DOVER — State Auditor R. Thomas Wagner Jr. released a report Tuesday on the Academy of Dover highlighting fiscal mismanagement that went undetected for years.
According to the report, which is posted at auditor.delaware.gov, several factors combined to create “a perfect storm” of poor internal controls.
The report said former school principal Noel Rodriguez used school funds to purchase personal items adding up to $127,866 and an extra $129,458 in purchases that couldn’t be validated for either personal or school use over a three-year period beginning in July 2011.

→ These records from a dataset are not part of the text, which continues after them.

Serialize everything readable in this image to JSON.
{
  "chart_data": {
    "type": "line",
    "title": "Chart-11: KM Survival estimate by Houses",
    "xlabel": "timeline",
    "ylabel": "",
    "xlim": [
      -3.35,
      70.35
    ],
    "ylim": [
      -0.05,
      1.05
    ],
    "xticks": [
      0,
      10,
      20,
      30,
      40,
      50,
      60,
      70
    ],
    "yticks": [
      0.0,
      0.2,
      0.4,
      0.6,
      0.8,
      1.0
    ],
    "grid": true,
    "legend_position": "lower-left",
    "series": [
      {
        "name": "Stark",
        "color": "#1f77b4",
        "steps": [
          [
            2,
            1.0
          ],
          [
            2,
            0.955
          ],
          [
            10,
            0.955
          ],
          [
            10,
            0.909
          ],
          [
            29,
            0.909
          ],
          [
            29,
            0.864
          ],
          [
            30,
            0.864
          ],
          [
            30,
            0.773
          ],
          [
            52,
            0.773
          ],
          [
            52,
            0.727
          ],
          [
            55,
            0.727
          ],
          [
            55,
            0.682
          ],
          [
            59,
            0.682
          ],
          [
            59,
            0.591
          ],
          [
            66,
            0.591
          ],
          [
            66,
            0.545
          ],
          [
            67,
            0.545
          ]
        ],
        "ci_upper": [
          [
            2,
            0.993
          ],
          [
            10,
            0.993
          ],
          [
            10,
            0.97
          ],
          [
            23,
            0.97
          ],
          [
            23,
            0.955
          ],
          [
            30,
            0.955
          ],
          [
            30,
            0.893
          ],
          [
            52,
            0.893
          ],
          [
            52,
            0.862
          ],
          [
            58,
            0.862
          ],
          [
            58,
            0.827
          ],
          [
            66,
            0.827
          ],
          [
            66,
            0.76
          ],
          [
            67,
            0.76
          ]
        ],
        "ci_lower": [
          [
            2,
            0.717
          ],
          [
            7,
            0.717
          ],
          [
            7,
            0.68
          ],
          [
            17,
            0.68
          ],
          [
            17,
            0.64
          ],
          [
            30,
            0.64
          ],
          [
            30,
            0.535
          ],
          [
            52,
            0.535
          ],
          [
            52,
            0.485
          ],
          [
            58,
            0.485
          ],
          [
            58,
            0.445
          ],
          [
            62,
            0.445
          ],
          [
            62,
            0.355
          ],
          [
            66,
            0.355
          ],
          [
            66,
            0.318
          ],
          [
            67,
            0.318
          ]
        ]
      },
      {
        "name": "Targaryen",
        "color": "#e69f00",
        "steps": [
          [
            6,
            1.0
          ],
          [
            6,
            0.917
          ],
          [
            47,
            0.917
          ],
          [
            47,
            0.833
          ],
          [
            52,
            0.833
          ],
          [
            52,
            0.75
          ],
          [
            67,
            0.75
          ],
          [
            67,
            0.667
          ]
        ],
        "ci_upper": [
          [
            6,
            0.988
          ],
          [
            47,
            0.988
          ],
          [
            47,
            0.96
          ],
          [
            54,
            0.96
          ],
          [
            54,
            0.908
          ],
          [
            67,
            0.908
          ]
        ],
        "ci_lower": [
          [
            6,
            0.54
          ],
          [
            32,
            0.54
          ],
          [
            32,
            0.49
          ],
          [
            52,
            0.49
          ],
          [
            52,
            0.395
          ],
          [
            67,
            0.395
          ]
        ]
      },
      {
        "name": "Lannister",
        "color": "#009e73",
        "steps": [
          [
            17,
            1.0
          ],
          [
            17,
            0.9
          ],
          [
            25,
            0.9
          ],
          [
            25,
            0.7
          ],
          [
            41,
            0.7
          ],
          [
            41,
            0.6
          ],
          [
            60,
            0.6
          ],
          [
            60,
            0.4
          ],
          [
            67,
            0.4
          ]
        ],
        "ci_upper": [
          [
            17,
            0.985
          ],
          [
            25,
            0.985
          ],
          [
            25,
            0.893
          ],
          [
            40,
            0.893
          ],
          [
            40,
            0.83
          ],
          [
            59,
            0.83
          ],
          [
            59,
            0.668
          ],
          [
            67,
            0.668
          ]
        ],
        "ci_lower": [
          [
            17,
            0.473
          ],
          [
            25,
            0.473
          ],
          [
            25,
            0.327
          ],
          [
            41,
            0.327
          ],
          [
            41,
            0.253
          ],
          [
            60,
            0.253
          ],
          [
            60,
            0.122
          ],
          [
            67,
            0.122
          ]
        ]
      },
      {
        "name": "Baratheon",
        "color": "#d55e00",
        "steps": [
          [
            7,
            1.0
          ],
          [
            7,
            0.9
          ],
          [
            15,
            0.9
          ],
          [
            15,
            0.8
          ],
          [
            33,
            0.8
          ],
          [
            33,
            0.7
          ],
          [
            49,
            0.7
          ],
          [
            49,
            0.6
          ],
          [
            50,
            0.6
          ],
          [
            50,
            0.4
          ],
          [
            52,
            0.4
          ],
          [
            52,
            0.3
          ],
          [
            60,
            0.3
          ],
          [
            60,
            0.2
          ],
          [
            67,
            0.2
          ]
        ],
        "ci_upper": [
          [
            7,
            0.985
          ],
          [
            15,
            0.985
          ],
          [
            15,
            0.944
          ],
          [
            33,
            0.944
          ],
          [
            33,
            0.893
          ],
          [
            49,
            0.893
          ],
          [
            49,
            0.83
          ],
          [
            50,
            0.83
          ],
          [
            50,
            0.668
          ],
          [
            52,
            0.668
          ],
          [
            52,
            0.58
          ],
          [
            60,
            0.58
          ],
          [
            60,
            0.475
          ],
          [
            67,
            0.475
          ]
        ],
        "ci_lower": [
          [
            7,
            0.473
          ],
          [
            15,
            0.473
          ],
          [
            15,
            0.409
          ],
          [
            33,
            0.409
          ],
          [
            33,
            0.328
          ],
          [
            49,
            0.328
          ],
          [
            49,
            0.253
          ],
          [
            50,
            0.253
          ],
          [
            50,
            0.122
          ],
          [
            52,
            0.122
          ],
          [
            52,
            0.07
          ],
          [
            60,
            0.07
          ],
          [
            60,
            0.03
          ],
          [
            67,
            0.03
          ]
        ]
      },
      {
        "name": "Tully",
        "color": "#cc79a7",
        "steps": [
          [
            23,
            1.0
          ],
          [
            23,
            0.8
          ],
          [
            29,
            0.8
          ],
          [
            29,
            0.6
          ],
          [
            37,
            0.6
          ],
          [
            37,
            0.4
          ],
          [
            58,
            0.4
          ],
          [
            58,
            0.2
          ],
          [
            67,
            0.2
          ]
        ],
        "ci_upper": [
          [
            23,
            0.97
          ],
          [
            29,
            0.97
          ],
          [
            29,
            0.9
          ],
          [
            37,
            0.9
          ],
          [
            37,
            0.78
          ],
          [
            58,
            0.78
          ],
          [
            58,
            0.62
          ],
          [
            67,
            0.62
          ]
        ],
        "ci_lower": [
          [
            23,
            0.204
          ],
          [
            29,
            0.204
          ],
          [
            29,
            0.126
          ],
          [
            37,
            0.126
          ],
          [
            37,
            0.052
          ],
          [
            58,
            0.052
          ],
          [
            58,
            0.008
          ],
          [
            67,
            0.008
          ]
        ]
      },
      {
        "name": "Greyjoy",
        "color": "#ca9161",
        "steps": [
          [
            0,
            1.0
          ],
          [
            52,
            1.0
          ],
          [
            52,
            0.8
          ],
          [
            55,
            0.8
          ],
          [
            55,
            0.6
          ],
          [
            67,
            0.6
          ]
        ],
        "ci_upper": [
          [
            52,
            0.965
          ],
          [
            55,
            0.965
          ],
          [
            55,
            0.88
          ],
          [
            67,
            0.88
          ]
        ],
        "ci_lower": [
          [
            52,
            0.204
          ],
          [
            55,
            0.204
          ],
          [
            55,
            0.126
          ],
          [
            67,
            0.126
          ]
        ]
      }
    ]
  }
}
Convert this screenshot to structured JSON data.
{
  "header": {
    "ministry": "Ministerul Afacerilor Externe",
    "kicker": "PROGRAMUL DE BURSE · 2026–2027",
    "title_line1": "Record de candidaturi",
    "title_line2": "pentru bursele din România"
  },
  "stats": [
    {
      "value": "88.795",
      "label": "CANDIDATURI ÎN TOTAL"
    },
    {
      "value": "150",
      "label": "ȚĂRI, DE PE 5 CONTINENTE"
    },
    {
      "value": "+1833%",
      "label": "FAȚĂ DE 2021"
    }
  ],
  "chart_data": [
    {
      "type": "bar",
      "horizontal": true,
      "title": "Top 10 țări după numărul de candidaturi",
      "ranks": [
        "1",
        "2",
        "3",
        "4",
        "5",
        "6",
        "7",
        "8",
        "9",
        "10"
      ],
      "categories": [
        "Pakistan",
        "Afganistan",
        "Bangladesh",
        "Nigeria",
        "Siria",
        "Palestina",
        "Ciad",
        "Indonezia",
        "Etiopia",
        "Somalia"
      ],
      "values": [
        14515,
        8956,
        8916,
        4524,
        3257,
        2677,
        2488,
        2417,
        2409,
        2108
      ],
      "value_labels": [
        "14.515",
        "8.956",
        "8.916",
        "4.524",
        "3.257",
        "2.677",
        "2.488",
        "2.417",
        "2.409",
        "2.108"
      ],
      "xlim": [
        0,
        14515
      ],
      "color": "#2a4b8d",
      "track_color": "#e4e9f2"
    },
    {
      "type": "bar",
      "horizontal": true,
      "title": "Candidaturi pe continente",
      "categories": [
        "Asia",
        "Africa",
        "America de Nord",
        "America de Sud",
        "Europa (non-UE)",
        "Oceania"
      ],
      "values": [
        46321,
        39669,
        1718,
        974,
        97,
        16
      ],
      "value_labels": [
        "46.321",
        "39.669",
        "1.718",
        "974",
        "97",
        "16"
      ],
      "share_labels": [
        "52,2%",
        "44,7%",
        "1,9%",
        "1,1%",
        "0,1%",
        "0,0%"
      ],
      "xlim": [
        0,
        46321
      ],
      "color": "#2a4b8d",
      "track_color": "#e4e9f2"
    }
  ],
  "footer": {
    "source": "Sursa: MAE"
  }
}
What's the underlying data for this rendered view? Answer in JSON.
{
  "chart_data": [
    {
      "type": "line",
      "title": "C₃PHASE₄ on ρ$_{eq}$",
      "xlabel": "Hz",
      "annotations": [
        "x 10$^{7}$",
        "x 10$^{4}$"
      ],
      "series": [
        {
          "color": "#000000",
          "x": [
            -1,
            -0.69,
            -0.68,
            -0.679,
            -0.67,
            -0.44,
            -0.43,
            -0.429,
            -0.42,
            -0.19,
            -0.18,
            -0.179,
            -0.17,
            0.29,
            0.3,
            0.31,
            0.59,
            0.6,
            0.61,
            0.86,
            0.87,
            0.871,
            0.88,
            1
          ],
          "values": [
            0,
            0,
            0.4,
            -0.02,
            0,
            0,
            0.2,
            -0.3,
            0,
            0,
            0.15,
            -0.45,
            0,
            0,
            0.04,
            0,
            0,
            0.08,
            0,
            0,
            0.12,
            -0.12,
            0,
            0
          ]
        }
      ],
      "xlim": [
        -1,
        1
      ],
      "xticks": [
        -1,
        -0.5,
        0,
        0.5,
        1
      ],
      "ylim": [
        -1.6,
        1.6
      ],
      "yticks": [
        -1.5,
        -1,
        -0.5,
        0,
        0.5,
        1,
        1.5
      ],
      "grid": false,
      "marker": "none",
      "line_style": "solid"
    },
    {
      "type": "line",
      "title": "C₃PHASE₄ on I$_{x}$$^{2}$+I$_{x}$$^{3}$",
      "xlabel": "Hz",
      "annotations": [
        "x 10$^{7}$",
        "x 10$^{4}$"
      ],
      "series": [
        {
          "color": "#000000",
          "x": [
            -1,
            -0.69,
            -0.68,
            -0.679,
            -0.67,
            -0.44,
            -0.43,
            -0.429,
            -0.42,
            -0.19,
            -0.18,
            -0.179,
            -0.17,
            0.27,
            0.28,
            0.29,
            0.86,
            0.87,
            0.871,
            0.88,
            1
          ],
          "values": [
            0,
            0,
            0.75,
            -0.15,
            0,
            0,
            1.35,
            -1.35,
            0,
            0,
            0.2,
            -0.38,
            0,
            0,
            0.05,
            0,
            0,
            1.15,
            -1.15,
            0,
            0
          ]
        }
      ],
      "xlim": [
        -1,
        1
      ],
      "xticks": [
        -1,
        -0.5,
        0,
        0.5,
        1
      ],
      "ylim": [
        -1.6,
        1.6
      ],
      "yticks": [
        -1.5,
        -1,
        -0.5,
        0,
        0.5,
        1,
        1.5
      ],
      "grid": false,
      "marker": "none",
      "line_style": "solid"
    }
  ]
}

He paid legal fees for lawsuits alleging sexual harassment; reimbursed employees for purchases in violation of state policy, including alcohol; and rewarded teachers with stipends and bonuses without adequate justification, board approval or equitable distribution, the report said.
Mr. Rodriguez created a control environment with an unapproachable, “no questions asked” tone at the top, the report said. He also knew the weaknesses in the state’s oversight efforts and used them to his advantage.
Oversight bodies passed on transactions that were in conflict with state policy simply because local funds were used in payment, the report said.
And until August 2014, when the Office of Auditor Accounts received a tip on its fraud hot line, nothing drew attention to the problems at the school. Subsequently, the Department of Education and the school’s board of directors contacted the office about irregularities at the school.
According to the report, the school board told the Office of Auditor Accounts that Mr. Rodriguez had misused school funds in September 2014. Mr. Rodriguez had left the school that month at the board’s request.
Looking from July 1, 2011, through Oct. 21, 2014, The office inspected credit-card activities incurred on all school accounts, as well as direct reimbursements to employees, payroll activity and various other school expenditures.
In those three years, “neither (Academy of Dover) personnel or the Board had knowledge of its complete failure to evaluate risk and develop an internal controls environment that would help protect the school against fraud, waste, and abuse,” a press release from the Office of Auditor Accounts said.
“This left a culture that put one person in almost complete control of all aspects of the School’s operations and a culture where no one dare report such matters including the firm contracted to do the financial audit.”
According to the report, the board was not adequately trained or involved in day-to-day operations either.
In part, the report blamed “the hands-off approach” taken by oversight parties — including the board of directors, the Department of Education, independent auditors, Innovative Schools, the Charter School Accountability Committee and the Division of Accounting.
The Academy of Dover, which opened in 2003, serves students in kindergarten through fifth grade.
It receives state and local funds each year through the budget bill and from local school districts based on an annual student count.
The report said “significant work” is needed to improve its operations.
“A clear and consistent message is needed from all state agencies about fiscal accountability over all charter school funds including local funds,” it said.